他默不作声。
他静静地等着,等她说出她的目的。
两双眸子,一边的俊瞳怒气肆然,另一边的美目则兴味十足且集挑逗、挑衅于其中;在空气中交触在一起,迸出火光。
像是不约而同在比试谁的耐性更好。
他不说话,她也不开口。只是无声地对视着,看谁会熬不住率先打破沉默。
低气压,弥漫在这间小自习室里……
终于,严临轻轻吐了一口气,呼出渐渐堆积的压力,从容优雅地坐在离她最近的座位上。
脸上依然挂着柔美惑人的浅笑,浅淡阴柔得不似大学新生该有的笑容。
那么低沉深郁,仿佛隐藏了太多心事在眼底。
“我很好奇,难道我就不可以吗?”
没有歇斯底里,严临只是淡淡地,陈述般地问出这个不着边际的问题。
而程维枫,微微挑高眉峰。
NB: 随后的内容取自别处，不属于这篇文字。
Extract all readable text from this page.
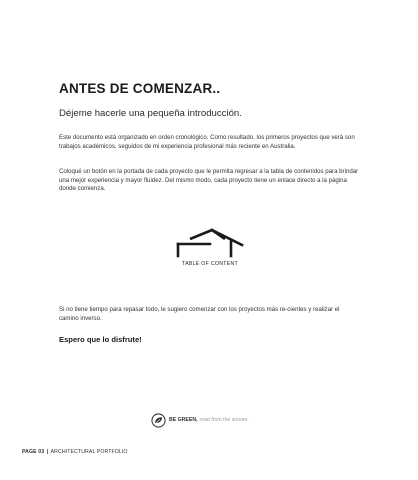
ANTES DE COMENZAR..

Déjeme hacerle una pequeña introducción.

Este documento está organizado en orden cronológico. Como resultado, los primeros proyectos que verá son trabajos académicos, seguidos de mi experiencia profesional más reciente en Australia.

Coloqué un botón en la portada de cada proyecto que le permita regresar a la tabla de contenidos para brindar una mejor experiencia y mayor fluidez. Del mismo modo, cada proyecto tiene un enlace directo a la página donde comienza.

TABLE OF CONTENT

Si no tiene tiempo para repasar todo, le sugiero comenzar con los proyectos más re-cientes y realizar el camino inverso.

Espero que lo disfrute!

BE GREEN, read from the screen.
PAGE 03 | ARCHITECTURAL PORTFOLIO
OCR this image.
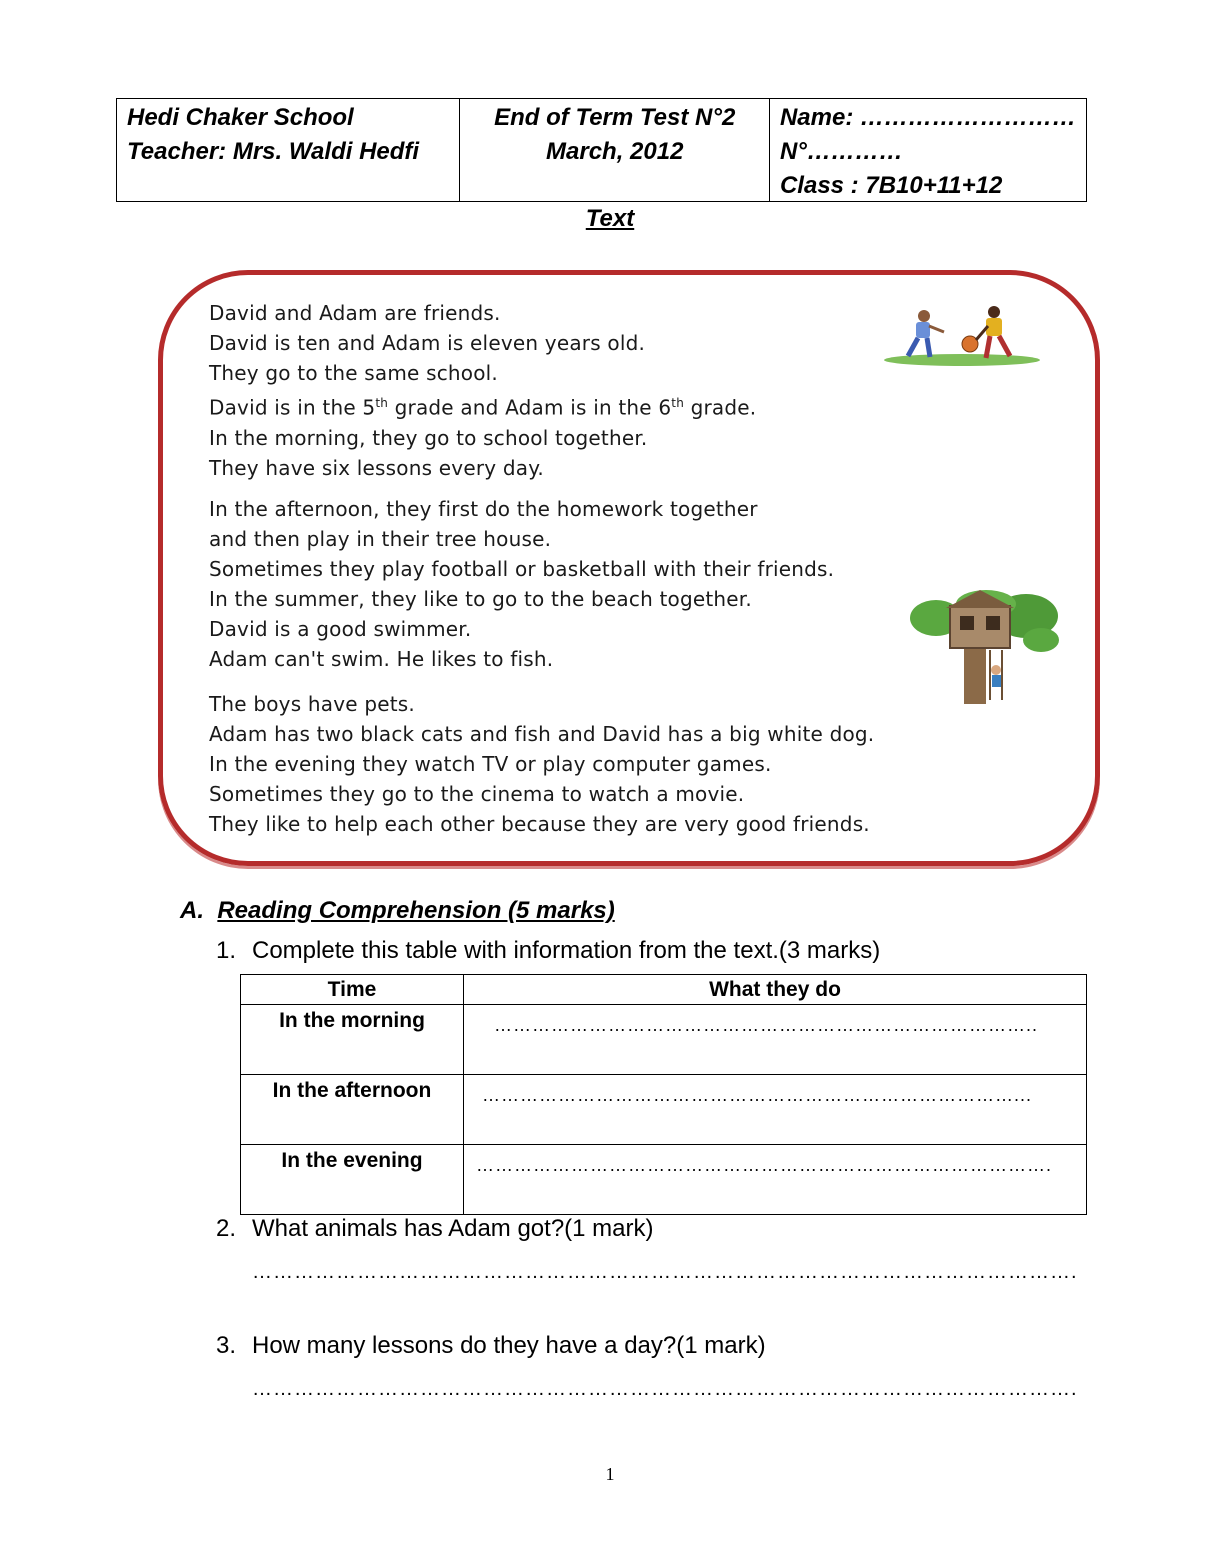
Hedi Chaker School
Teacher: Mrs. Waldi Hedfi
End of Term Test N°2
March, 2012
Name: ………………………
N°…………
Class : 7B10+11+12
Text
David and Adam are friends.
David is ten and Adam is eleven years old.
They go to the same school.
David is in the 5th grade and Adam is in the 6th grade.
In the morning, they go to school together.
They have six lessons every day.
In the afternoon, they first do the homework together
and then play in their tree house.
Sometimes they play football or basketball with their friends.
In the summer, they like to go to the beach together.
David is a good swimmer.
Adam can't swim. He likes to fish.
The boys have pets.
Adam has two black cats and fish and David has a big white dog.
In the evening they watch TV or play computer games.
Sometimes they go to the cinema to watch a movie.
They like to help each other because they are very good friends.
A. Reading Comprehension (5 marks)
1. Complete this table with information from the text.(3 marks)
Time	What they do
In the morning	…………………………………………………………………………..
In the afternoon	…………………………………………………………………………...
In the evening	……………………………………………………………………………….
2. What animals has Adam got?(1 mark)
……………………………………………………………………………………………………….
3. How many lessons do they have a day?(1 mark)
……………………………………………………………………………………………………….
1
依旧是那一副肃然的神情,恢复那副进门之后几乎不曾换过的表情匮乏的面具。
见他不回答,严临追问:“为什么?跟她一样,我也从小等到大、我也等了很多年啊!可是为什么,为什么是我就不行?”
她又离开座位,认真地逼视他的双眼。她逼近他,伸手扯住他的衣袖,不复稍早前的平静,变得激动起来。
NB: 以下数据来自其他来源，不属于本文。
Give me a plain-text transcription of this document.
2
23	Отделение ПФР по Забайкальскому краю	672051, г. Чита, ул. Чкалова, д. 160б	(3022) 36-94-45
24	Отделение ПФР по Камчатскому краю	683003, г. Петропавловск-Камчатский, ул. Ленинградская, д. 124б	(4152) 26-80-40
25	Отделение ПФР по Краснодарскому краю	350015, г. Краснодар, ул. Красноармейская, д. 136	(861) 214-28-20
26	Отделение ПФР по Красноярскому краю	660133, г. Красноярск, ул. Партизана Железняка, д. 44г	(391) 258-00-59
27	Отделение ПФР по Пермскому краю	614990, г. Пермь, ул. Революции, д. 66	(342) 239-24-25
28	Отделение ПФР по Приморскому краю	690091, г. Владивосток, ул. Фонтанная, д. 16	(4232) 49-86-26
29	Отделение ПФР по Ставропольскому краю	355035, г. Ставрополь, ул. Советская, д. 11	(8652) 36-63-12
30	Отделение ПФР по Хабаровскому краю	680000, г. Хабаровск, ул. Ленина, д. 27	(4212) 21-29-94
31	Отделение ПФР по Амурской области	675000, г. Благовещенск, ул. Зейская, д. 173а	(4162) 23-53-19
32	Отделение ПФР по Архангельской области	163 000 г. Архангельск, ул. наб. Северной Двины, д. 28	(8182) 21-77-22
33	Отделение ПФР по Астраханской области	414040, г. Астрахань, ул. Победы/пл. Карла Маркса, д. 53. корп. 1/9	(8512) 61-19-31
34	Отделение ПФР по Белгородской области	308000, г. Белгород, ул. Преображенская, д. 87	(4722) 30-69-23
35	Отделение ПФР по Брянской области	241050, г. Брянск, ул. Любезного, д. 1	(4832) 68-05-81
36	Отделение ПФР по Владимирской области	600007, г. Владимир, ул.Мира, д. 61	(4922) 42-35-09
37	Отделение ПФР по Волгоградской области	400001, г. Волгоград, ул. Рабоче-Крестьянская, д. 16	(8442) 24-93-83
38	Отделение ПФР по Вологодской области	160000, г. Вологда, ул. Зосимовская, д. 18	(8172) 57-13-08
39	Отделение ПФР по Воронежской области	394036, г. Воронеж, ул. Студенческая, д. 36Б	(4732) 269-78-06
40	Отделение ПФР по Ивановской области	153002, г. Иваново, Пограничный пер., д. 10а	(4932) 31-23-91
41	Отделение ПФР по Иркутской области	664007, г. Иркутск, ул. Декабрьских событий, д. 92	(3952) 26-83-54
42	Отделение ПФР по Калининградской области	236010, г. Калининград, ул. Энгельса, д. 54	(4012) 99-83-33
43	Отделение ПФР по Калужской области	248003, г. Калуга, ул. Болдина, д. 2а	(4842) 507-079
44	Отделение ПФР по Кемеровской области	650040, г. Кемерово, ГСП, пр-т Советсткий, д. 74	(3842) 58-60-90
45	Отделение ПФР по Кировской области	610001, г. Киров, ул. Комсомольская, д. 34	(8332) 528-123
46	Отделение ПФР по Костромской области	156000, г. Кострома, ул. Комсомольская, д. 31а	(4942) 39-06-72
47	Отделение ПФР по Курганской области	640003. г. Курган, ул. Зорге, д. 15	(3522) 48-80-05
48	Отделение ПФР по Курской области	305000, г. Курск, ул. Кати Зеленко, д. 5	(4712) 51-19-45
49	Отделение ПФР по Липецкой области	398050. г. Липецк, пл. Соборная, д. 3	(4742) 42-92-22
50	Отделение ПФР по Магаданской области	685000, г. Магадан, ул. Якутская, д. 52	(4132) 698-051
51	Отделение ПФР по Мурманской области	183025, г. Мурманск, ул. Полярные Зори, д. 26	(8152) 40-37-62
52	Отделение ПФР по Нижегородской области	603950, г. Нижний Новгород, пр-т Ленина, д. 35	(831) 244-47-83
程维枫僵硬地向后退了一步,背硬生生抵在门旁挂着窗帘的落地窗上。
严临的话像是一团坠石,直截落入平静如镜的湖面,激起一圈圈波澜……
她没有明确地说出那个“她”是谁,可是在场的两个人心里都无比清晰这个代名词所指。
“妳……什么意思?”
眉间的痕加深了。
被表白,程维枫不是没有遇到过,准确说来,他已经遇到过太多太多。却从没有过一个人做出像严临这样的宣示,仿佛他们两人已然认识许多年……奇怪的是,他本人对此竟然毫无印象!
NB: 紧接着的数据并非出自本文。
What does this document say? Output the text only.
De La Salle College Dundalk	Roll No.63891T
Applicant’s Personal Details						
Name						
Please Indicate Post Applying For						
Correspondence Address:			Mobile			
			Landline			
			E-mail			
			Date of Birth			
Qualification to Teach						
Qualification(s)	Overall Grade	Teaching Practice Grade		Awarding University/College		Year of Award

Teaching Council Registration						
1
记忆中,跟幼时的他牵扯得上的,只有和他有午休约定的煜煜一人而已。他从不曾知晓、也不曾记得除了彭煜还有任何人曾闯入他的童年……
只是……严临认真的模样实在不像说谎……或是,她的演技太好了?
“我的意思就是为什么你不选择我?难道,我哪里不如她吗?是眼睛?是嘴唇?还是什么?你给我一个理由,你告诉我啊!”
严临勾起嘲讽似的笑。
她再向前逼近一步,白炙的灯光下,清楚能看到她的脸,精致的脸孔竟同时盈存着愠与憾!
程维枫面无表情地从严临手中抽出被抓住不放的衣袖。
“这还用问吗?她是她,妳是妳。妳们分明是两个不同的个体,谁也不可能代替谁。而我,从最初选择的就是她。这需要什么理由吗?我甚至不记得我曾经认识妳。”他用生硬的嗓音抛出一个极其冷漠的答案。
说罢,他转身,抬手拉门想离开。
“等一下。”
身后传来严临阻止的声音,不若方才冲动得富含感情,转而好似程维枫回答时那般冷然。
搁在门吧上的手顿了顿,程维枫好奇地扭头。
严临又重新坐回椅上,手肘轻靠在桌面斜撑起下颚,看来悠闲得不似表白刚被拒绝过的样子。
他放手转回身,冷眼看着她。
“怎样?”
“既然是现在这种情况,我也就不必帮你隐瞒什么了……毕竟,做这些对我没什么利处。”
严临阴沉的脸冰冷得像寒冬层层覆盖在大地上的雪。
“妳到底想说什么?”他愠声问。
看她这样神色丕改如同川剧变脸一样反复无常,程维枫本来就不算很有耐心的人,火气也跟着上来了。只不过他很风度抑制着,还没有发作出来。
“你还不懂吗?”唇角咧出意味深长的弧度,严临娇笑出声,“可是我以为……我已经说得很明白了?”
她漫不经心地翘起腿,眼神却像利刃,直直看进程维枫深邃的黑瞳。